Неугомонная - [105]
Она положила руку на мое колено.
— Ты молодец, Руфь, дорогая, что догадалась, где я. Я удивлена и обрадована. Мне показалось, что так будет лучше — заставить тебя просчитать все самой, понимаешь? Мне не хотелось просить, чтобы ты приехала. Лучше было надавить на тебя. Я подумала, что ты догадаешься, ты ведь такая умница — но теперь я понимаю, что ты еще и по-другому умна.
— Мне считать это комплиментом?
— Смотри: если бы я тебя попросила напрямую, то ты придумала бы сотню способов, чтобы отговорить меня.
Она улыбнулась почти радостно.
— Ну, все равно. Мы обе здесь.
Мама прикоснулась к моей щеке кончиками пальцев — и откуда только взялась такая ласковость?
— Я рада, что ты здесь. Я понимаю, что могла бы и сама повидаться с ним, но, когда ты рядом, это намного лучше.
Я с подозрением спросила:
— Почему?
— Ну, моральная поддержка и все такое.
— А где ружье?
— Боюсь, что я напортачила с ним. Стволы было никак не снять. Я все равно не воспользовалась бы им. А теперь, когда ты здесь, я и вовсе в безопасности.
Мы сидели, болтали, ели бутерброды, а вечерний свет сгущался, превратив на несколько мгновений кремовые стены домов на Уолтон-Кресент в бледно-абрикосовые.
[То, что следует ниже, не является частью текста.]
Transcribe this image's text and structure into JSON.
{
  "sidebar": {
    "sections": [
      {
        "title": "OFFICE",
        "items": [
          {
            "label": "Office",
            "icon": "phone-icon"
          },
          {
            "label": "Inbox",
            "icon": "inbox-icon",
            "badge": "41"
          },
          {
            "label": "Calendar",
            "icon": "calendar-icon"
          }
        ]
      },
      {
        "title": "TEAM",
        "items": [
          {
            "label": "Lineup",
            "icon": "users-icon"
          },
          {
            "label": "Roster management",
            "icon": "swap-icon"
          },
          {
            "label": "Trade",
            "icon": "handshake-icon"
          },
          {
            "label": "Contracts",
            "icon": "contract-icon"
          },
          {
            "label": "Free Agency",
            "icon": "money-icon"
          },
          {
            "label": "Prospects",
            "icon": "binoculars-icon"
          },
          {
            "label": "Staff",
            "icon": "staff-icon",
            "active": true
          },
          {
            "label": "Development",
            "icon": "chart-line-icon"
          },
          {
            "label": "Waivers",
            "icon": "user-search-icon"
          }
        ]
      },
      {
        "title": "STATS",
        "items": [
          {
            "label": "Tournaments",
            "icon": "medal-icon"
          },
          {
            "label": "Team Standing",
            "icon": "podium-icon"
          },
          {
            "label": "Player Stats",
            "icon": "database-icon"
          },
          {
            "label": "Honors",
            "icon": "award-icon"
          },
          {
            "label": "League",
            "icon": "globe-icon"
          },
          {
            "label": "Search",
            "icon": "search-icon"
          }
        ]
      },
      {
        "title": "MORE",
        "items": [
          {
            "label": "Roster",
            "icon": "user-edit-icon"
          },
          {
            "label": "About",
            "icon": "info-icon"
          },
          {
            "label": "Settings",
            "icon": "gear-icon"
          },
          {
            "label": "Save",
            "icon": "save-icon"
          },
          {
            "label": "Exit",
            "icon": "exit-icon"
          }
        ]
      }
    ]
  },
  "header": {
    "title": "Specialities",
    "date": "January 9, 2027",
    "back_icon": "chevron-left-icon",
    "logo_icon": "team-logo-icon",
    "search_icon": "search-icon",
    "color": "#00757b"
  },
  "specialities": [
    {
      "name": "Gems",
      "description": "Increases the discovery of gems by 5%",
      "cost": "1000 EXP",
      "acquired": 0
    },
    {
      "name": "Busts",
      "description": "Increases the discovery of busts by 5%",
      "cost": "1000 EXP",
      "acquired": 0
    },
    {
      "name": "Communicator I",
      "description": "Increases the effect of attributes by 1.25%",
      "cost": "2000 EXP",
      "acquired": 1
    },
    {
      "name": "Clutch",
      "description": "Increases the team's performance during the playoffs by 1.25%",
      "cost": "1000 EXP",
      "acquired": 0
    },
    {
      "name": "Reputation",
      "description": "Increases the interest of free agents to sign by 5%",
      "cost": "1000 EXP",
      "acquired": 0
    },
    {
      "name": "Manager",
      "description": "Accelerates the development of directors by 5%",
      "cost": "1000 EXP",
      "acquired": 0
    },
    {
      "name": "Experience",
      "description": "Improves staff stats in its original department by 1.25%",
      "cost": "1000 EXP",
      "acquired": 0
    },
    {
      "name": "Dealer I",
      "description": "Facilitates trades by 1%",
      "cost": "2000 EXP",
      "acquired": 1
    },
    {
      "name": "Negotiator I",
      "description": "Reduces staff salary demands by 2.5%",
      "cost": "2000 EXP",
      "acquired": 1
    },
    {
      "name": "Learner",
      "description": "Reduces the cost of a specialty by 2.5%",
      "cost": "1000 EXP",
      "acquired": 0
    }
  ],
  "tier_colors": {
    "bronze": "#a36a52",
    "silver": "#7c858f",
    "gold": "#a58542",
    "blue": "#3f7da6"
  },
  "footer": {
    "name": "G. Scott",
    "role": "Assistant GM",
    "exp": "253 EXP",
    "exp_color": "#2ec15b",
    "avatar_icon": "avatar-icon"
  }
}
По мере того как темнело небо — день был облачный, но теплый, — во мне потихоньку стал расти страх: я чувствовала его то в животе, то в груди, то в конечностях, он наливал их тяжестью и болью — и мне захотелось, чтобы Ромер не возвращался сегодня домой, чтобы он уехал на отдых в Портофино, или в Сан-Тропе, или в Инвернесс, или куда там еще ездят отдыхать такие как он, и чтобы это наше вечернее бдение оказалось бесплодным, и мы пошли бы домой, и там постарались бы забыть обо всем. Но в то же самое время я знала свою мать и знала, что неявка Ромера не станет завершением всего этого: она должна была увидеть его еще раз, один последний раз. И я поняла, продолжив свои размышления, что все случившееся этим летом было спланировано — подстроено, — чтобы обеспечить эту встречу: глупая затея с креслом-коляской, паранойя, воспоминания…
Мать взяла меня за руку.
У дальнего конца дуги из-за угла появился нос большого «бентли». Я подумала, что вот-вот упаду в обморок; кровь, казалось, с шумом отхлынула от головы. Я глубоко вздохнула, почувствовав, как желудочная кислота вскипает и поднимается по пищеводу.
— Когда он выйдет из машины, — спокойно сказала мать, — ты пойдешь и окликнешь его по имени. Он повернется к тебе — сначала он меня не увидит. Задержи его разговором на секунду-другую. Я хочу удивить его.
— А что мне сказать?
— Ну, можешь, например, сказать: «Добрый вечер, господин Ромер, я задержу вас всего на несколько слов». Мне надо выиграть пару секунд.
Мама выглядела очень спокойной, очень сильной — я же, наоборот, готова была разрыдаться в любой момент, зареветь что есть силы, почувствовав себя вдруг такой незащищенной и беспомощной.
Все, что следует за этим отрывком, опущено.